Debe haber mucha gente en Barcelona que deplora la estancia en prisión de los exconsellers y de los Jordis, pero también me consta que una parte notable de la población no tiene nada en contra de que la pandilla de independentistas unilaterales purgue sus pecados en el trullo. Pese a lo que digan los nacionalistas, ni los catalanes en general ni los barceloneses en particular somos un sol poble: aquí cada uno ha acogido el 155 como le ha parecido, y la unanimidad en su contra con la que sueñan los indepes no existe. Por eso creo yo que el ayuntamiento de la señora Colau no debería haber tomado partido por los presidiarios de manera pública, como sí hizo con la pancarta colgada en el exterior del consistorio y el iluminado amarillento de algunas fuentes barcelonesas. La solidaridad con los enchironados es una cuestión personal, y nadie se opone a que quien quiera hacerlo se cuelgue un lazo amarillo en la solapa como muestra de solidaridad (se agradece que los partidarios de alargar la estancia en el talego de Jordis y exconsellers no se hayan clavado una chapa con la expresión "¡Que se pudran ahí dentro!").
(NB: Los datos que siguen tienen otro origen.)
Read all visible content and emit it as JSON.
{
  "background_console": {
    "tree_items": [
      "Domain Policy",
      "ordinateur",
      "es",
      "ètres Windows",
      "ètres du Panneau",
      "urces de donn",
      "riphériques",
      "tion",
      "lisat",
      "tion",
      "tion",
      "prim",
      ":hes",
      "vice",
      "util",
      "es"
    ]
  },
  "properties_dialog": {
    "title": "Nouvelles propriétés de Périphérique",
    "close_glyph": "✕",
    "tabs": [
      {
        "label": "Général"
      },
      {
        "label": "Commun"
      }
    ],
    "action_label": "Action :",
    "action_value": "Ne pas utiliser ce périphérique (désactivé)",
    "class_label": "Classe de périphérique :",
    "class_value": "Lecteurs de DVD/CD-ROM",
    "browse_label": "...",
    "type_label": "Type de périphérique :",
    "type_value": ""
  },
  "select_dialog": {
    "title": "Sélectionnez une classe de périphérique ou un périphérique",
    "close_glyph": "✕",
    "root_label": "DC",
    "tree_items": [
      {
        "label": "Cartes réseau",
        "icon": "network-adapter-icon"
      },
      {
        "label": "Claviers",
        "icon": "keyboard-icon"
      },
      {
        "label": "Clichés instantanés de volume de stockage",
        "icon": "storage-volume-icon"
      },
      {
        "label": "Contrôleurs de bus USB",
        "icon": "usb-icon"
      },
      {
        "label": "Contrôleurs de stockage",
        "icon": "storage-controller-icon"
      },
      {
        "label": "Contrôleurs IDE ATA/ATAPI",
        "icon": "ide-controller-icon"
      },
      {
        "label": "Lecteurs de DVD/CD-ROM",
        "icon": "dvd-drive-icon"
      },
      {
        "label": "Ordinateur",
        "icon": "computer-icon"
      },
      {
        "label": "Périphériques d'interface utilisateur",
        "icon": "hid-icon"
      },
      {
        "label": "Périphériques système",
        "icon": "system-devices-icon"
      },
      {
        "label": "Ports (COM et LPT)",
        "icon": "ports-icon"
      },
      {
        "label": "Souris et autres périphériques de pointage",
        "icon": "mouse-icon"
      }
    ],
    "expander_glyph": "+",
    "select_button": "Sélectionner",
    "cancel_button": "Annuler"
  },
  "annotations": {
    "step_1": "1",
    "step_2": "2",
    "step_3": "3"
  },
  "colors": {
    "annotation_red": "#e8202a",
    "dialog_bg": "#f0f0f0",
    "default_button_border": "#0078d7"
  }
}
A la hora de elegir, Colau siempre acaba optando por hacer felices a los independentistas

Como es habitual en la señora Colau y su alegre pandilla de lumbreras municipales, nuestro ayuntamiento optó por la sobreactuación: solo le faltó seguir el ejemplo de Vic y colocar unas celdas en la plaza de Sant Jaume para que los procesistas echaran la tarde encerrados y con vistas al deprimente pesebre elevado de este año. Si se hubiese parado a pensar un momento que Barcelona es una ciudad plural, compuesta por gente que piensa de distintas maneras, Colau habría optado por la discreción institucional, ahorrándose la pancarta y la agüita amarilla, pero, claro está, entonces ya no sería nuestra Ada, la mujer que está en contra de la DUI, pero también del 155 (todavía estoy esperando que nos diga qué es lo que habría habido que hacer una vez declarada la independencia, pero me temo que nos vamos a quedar con las ganas). Y, además, a la hora de elegir, Ada siempre acaba optando por hacer felices a los independentistas: veamos, como prueba, la manera en que se ha deshecho del PSC en el ayuntamiento, otra sobreactuación de padre y muy señor mío que llevó a que unos cientos de militantes se cargaran un pacto que tenía bastante lógica.

Ahora que la Junta Electoral la ha obligado a prescindir de la pancarta y de la agüita amarilla, no sé qué se le ocurrirá para seguir agradando a una gente que en realidad la detesta porque la considera una españolista vergonzante que no es de fiar, aunque pretenda ir de equidistante. Supongo que ahora piensa en su posible papel de bisagra tras las elecciones de diciembre, cuando tenga que elegir entre los de la DUI y los del 155. Tome la decisión que tome, ardo en deseos de saber cómo la justificará.